Hélène's aunt Infanta Eulalia of Spain described their travels:[Hélène] spends a great deal of her time in Abyssinia... with no companion except an elderly Englishwoman, [she] sets out on a hunting expedition. She is lost in the heart of Africa for months... What she does in Abyssinia nobody knows, if one excepts the elderly Englishwoman.Despite this description as 'elderly,' Susan was thirty-two at the time.

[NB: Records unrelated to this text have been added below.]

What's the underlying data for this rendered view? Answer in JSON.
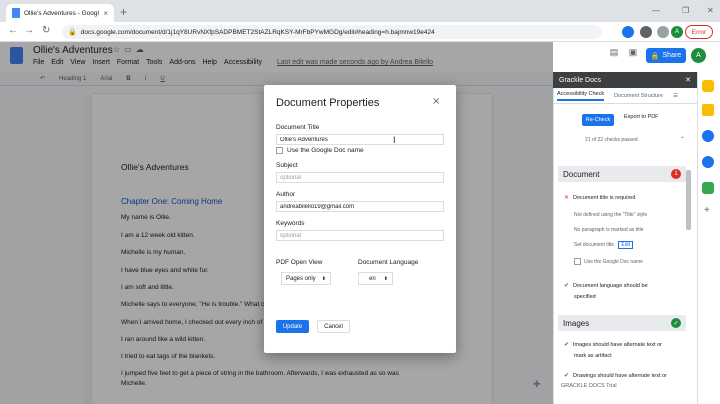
{
  "browser": {
    "tab_title": "Ollie's Adventures - Google Docs",
    "url": "docs.google.com/document/d/1j1qY8URvNXfpSADPBMET2StAZLRqKSY-MrFbPYwMGDg/edit#heading=h.bajmnw19e424",
    "error_label": "Error",
    "avatar_letter": "A"
  },
  "docs": {
    "title": "Ollie's Adventures",
    "menu": [
      "File",
      "Edit",
      "View",
      "Insert",
      "Format",
      "Tools",
      "Add-ons",
      "Help",
      "Accessibility"
    ],
    "last_edit": "Last edit was made seconds ago by Andrea Bilello",
    "share_label": "Share",
    "toolbar": {
      "style": "Heading 1",
      "font": "Arial"
    }
  },
  "document": {
    "lines": [
      {
        "text": "Ollie's Adventures",
        "kind": "h1"
      },
      {
        "text": "Chapter One: Coming Home",
        "kind": "h2"
      },
      {
        "text": "My name is Ollie.",
        "kind": "p"
      },
      {
        "text": "I am a 12 week old kitten.",
        "kind": "p"
      },
      {
        "text": "Michelle is my human.",
        "kind": "p"
      },
      {
        "text": "I have blue eyes and white fur.",
        "kind": "p"
      },
      {
        "text": "I am soft and little.",
        "kind": "p"
      },
      {
        "text": "Michelle says to everyone, \"He is trouble.\" What co",
        "kind": "p"
      },
      {
        "text": "When I arrived home, I checked out every inch of M",
        "kind": "p"
      },
      {
        "text": "I ran around like a wild kitten.",
        "kind": "p"
      },
      {
        "text": "I tried to eat tags of the blankets.",
        "kind": "p"
      },
      {
        "text": "I jumped five feet to get a piece of string in the bathroom. Afterwards, I was exhausted as so was",
        "kind": "p"
      },
      {
        "text": "Michelle.",
        "kind": "p"
      }
    ]
  },
  "sidebar": {
    "header": "Grackle Docs",
    "tabs": [
      "Accessibility Check",
      "Document Structure"
    ],
    "recheck_label": "Re-Check",
    "export_label": "Export to PDF",
    "checks_passed": "21 of 22 checks passed",
    "document_section": {
      "title": "Document",
      "count": "1",
      "error_item": "Document title is required",
      "sub_items": [
        "Not defined using the \"Title\" style",
        "No paragraph is marked as title"
      ],
      "set_title": "Set document title",
      "set_title_btn": "Edit",
      "use_name": "Use the Google Doc name",
      "pass_item_line1": "Document language should be",
      "pass_item_line2": "specified"
    },
    "images_section": {
      "title": "Images",
      "item1_line1": "Images should have alternate text or",
      "item1_line2": "mark as artifact",
      "item2": "Drawings should have alternate text or"
    },
    "footer": "GRACKLE DOCS Trial"
  },
  "modal": {
    "title": "Document Properties",
    "close_glyph": "×",
    "doc_title_label": "Document Title",
    "doc_title_value": "Ollie's Adventures",
    "use_google_name": "Use the Google Doc name",
    "subject_label": "Subject",
    "subject_placeholder": "optional",
    "author_label": "Author",
    "author_value": "andreabilello19@gmail.com",
    "keywords_label": "Keywords",
    "keywords_placeholder": "optional",
    "pdf_view_label": "PDF Open View",
    "pdf_view_value": "Pages only",
    "language_label": "Document Language",
    "language_value": "en",
    "update_label": "Update",
    "cancel_label": "Cancel"
  },
  "colors": {
    "accent": "#1a73e8",
    "error": "#d93025",
    "success": "#1e8e3e"
  }
}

== Voluntary and public service ==
Susan and her sister Victoria worked on a Red Cross coffee stall in Rouen during World War I. In 1916, Susan was Honorary Secretary of Princess Henry of Battenburg’s Colonial Nursing Association, which funded nursing in British colonies.

Susan returned to England in 1916 to care for her father, who died in April that year. Their brother Michael, Viscount Quenington had died of wounds sustained at the battle of Katia the week before, leaving Susan and Victoria in charge of the family's Williamstrip estate and Cockrup Farm. In the 1940s, the sisters moved to the Manor House at Fittleton.

Lady Susan was a Justice of the Peace, a member of Northleach Rural District Council, and chairman of Coln St Aldwyns Parish Council in the 1930s. In the 1940s and 1950s she served on Pewsey Rural District Council.

After the death of her sister in 1963, she returned to Coln St Aldwyns to live in Lady Lucy cottage, a cottage named after their mother, where she died in 1965.